マーヴィンは、ベトナム戦争から帰還した弟から戦場の様子を聞き、反戦曲「ホワッツ・ゴーイン・オン」を生み出す。この曲は、アルバムに先駆けて1971年1月にシングルとして発表され(B面は「ゴッド・イズ・ラヴ」)、全米2位(R&Bチャートでは1位)を記録。その後、同名のアルバムが発売された。

アルバム全体のトーンも、タイトル曲を引き継ぎ、アメリカの社会問題の告発、連帯の呼びかけ、愛、神への問いかけといった重厚なテーマが盛り込まれている。タイトル・ナンバーのメロディが随所で再登場する構成も相まって、コンセプト・アルバムと呼べる内容である。また、マーヴィンは、自分の表現を妥協せずに貫くべく、モータウンのアーティストとしては異例のセルフ・プロデュースに挑んだ(マーヴィンと同時期に、スティーヴィー・ワンダーもセルフ・プロデュースの路線にシフトしている)。
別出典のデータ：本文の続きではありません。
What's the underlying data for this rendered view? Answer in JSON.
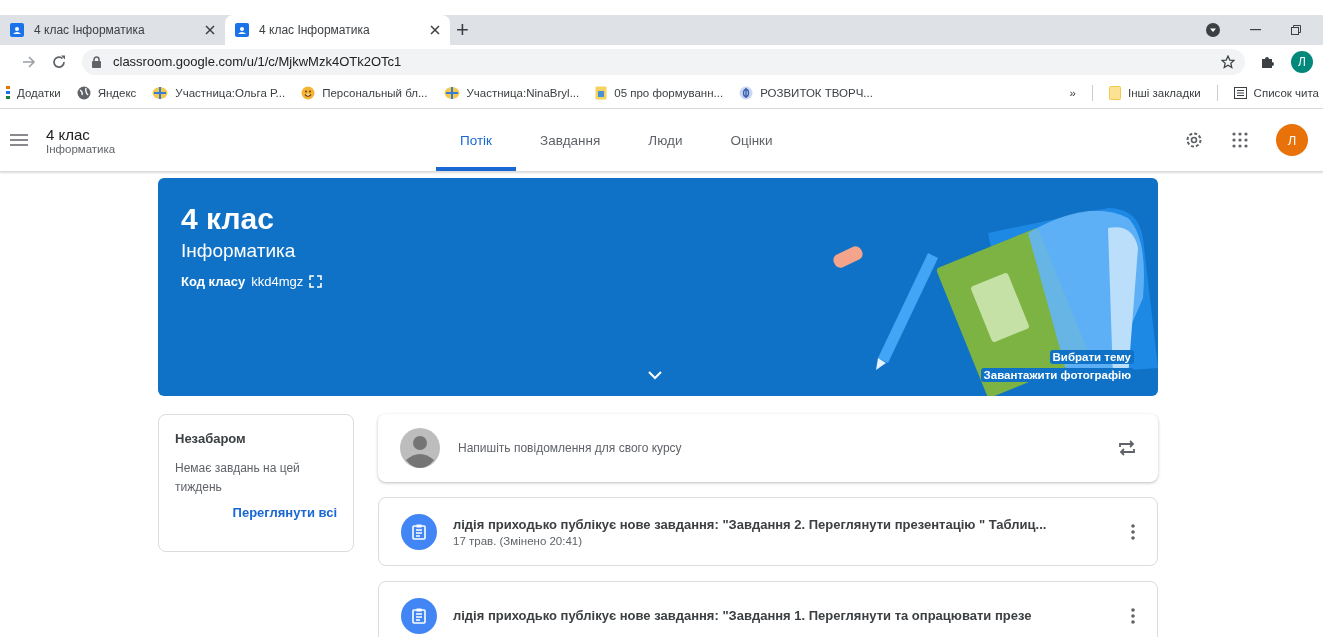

セールス的にもポップ・チャート6位、R&Bチャートでは9週連続1位という成功を収め、本作は、1970年代の「ニュー・ソウル」を代表する名盤と語り継がれることになった。タイトル曲は『ローリング・ストーン(Rolling Stone)』誌が選んだ「ローリング・ストーンの選ぶオールタイム・グレイテスト・ソング500」では4位、アルバムは『ローリング・ストーンの選ぶオールタイム・ベストアルバム500』(Wenner Books 2005)では6位(アフリカ系アメリカ人ミュージシャンの作品の中では最上位)にランクされている[1]

収録曲[編集]

オリジナルLPでは1.-6.がA面、7.-9.がB面

  1. ホワッツ・ゴーイン・オン - What's Going on (Al Cleveland, Marvin Gaye, Renaldo Benson)
  2. ホワッツ・ハプニング・ブラザー - What's Happening Brother (M. Gaye, James Nyx)
  3. フライン・ハイ - Flyin' High (In the Friendly Sky) (M. Gaye, Anna Gaye, Elgie Stover)
  4. セイヴ・ザ・チルドレン - Save the Children (A. Cleveland, M. Gaye, Renaldo Benson)
  5. ゴッド・イズ・ラヴ - God is Love (M. Gaye, A. Gaye, E. Stover, J. Nyx)
  6. マーシー・マーシー・ミー - Mercy Mercy Me (The Ecology) (M. Gaye)
  7. ライト・オン - Right on (Earl DeRouen, M. Gaye)
  8. ホーリー・ホーリー - Wholy Holy (R. Benson, A. Cleveland, M. Gaye)
  9. イナー・シティ・ブルース - Inner City Blues (Make Me Wanna Holler) (M. Gaye, J. Nyx)

この曲をカバーした主な歌手[編集]

脚注[編集]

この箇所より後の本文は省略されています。